U.S. Farmers on Path to Worst Fiscal Troubles in Two Decades04/20/2016
U.S. feed grain, oilseed, wheat and cotton farms face the bleakest outlook they’ve seen since the late 1990s in terms of financial condition and their long-term prospects for survivability.
Based on the records for 63 representative crop farms maintained by Texas A&M University’s Agricultural and Food Policy Center, many of the nation’s commercial crop farms face highly uncertain futures over the next four years.
“The results for our feed grain and oilseed farms, as well as wheat and cotton farms, are the worst (in terms of the highest percentage of farms in the poor category) since the late 1990s,” said Joe Outlaw, co-director of the Agriculture and Food Policy Center.
Specifically, he says:
- 11 of the 23 feed grain and oilseed farms are projected to end the baseline period at the end of 2016 and 2020 in poor financial condition.
- 6 of the 11 wheat farms are projected to end the period in poor financial condition.
- 8 of the 15 cotton farms are projected to end the period in poor financial condition.
- 4 of the 14 rice farms are expected to end the period in poor financial condition.
“These results already include any projected ARC and PLC support that would be triggered by low prices or low incomes in future years,” said Dr. Outlaw, who testified before a House Agriculture Subcommittee on General Farm Commodities and Risk Management hearing on April 14.
“Unfortunately, the results should be viewed as optimistic because of an assumption we make regarding cash balances. It is important to note the ARC support tends to be frontloaded and with prices remaining low throughout the projection period, the ARC benchmark declines significantly resulting in producers receiving little support by the end of the period.”
“While we normally provide the results of policy analyses to your staff without commentary,” Outlaw told Rep. Rick Crawford, R-Ark., chairman of the Subcommittee on General Farm Commodities and Risk Management, “I was specifically asked to provide my perspective today.”
Currently, the Agricultural and Food Policy maintains information to describe and simulate around 100 representative crop and livestock operations in 29 states. “We have several panels that continue to have the original farmer members we started with back in 1983,” said Outlaw.
Staff members update the data through face-to-face meetings with the panels every two years. The Center partners with the Food and Agricultural Policy Research Institute at the University of Missouri which provides projected prices, policy variables and input inflation rates.
Besides face-to-face meetings with the producers, the Agricultural and Food Policy Centers also contacts them to obtain feedback on specific events or issues, according to Outlaw’s testimony.
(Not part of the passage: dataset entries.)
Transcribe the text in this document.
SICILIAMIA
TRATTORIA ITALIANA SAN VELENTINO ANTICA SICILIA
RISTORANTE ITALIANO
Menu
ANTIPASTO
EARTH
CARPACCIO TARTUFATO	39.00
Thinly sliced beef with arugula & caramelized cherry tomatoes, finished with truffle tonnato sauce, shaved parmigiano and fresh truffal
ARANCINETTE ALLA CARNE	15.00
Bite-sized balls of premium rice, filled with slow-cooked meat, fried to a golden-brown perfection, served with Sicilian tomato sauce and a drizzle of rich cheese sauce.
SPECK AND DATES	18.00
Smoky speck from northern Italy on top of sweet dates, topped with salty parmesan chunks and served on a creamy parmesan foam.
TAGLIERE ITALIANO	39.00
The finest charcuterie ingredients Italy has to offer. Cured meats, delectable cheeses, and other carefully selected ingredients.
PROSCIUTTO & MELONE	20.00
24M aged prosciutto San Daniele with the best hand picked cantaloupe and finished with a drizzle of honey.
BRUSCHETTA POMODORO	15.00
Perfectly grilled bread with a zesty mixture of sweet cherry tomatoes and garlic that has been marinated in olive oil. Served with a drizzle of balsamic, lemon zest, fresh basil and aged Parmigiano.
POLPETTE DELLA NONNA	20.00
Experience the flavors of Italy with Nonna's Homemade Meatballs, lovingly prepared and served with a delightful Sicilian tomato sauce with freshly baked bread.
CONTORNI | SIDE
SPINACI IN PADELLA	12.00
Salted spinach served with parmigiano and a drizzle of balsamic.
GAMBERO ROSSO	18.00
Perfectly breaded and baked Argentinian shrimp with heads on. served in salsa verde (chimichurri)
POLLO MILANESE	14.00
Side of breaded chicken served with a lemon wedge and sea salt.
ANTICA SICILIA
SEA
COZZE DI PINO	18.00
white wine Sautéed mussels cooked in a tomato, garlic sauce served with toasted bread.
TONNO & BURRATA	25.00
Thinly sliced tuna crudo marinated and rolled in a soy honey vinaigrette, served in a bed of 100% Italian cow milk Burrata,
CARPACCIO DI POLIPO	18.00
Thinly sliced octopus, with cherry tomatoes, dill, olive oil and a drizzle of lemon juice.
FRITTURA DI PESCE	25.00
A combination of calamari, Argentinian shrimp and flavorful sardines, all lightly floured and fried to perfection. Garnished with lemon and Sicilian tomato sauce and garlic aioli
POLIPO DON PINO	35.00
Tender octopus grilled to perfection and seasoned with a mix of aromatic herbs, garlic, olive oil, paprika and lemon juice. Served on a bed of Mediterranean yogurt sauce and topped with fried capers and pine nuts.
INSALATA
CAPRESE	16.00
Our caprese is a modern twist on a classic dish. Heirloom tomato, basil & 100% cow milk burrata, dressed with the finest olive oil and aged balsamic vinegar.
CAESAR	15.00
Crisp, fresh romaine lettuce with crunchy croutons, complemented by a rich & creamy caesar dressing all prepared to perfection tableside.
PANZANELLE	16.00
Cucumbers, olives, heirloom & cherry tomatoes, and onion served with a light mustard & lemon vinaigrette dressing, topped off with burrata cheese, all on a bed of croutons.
“For this hearing, we specifically asked them about the financial situation in their area, how they are dealing with low prices and overall observations of the current financial environment,” he said. “Thus far, we have received comments from about one-third of our 300 panelists.”
Financing more difficult
The following are generalizations from Outlaw based on their comments:
- Obtaining financing is much harder. “All of our farmers received financing, but they knew of farmers in their areas who didn’t, and many had to go from bank to bank to secure financing, endure tougher rules and put up more collateral. Most feel the worst is yet to come.
- Almost all are delaying capital/machinery updates. “Many reported reducing the number of hired laborers and amount of purchased inputs.
- Cash rents have fallen slightly but not to the extent commodity prices and returns have. “This is due, in part, because some producers have multi-year lease agreements. However, several cash lease tenants reported their landlords have been unwilling to lower cash lease rates. In the South and Southeast, some share-lease arrangements have been adjusted to give tenants a slightly larger share of the crop.”
- Most are concerned about the future, both for themselves and for young farmers who tend not to have the equity in their operations older farmers have.
“The low prices being experienced by most of our covered commodities are well below the cost of production for almost all of our representative farms,” said Outlaw. “These farms have been shown to represent producers with below-average costs of production. So if our representative farms are projected to do poorly, then higher-cost farms are in trouble.”
Critics simply don’t care
Outlaw said the current poor outlook for farms across the U.S. would be much worse if not for the safety net provided by both Title I commodity policies and federal crop insurance programs contained in the Agricultural Act of 2014.
“There are some in agriculture who say commodity policies are more important than crop insurance or vice versa,” he noted. “I believe they are equally important – especially during times of low prices.”
As an example, he said lenders tend to view crop insurance as being more important because the insurance guarantee is “bankable,” meaning it is something on which they can base a loan. On the other hand, producers see the commodity assistance as the only chance they have of coming close to breaking even in a low price environment.
“Finally, in my opinion, the interest groups that continue to call for changes that would negatively impact these two key policy tools clearly either have no idea how difficult the financial situation is across agriculture or they simply do not care.”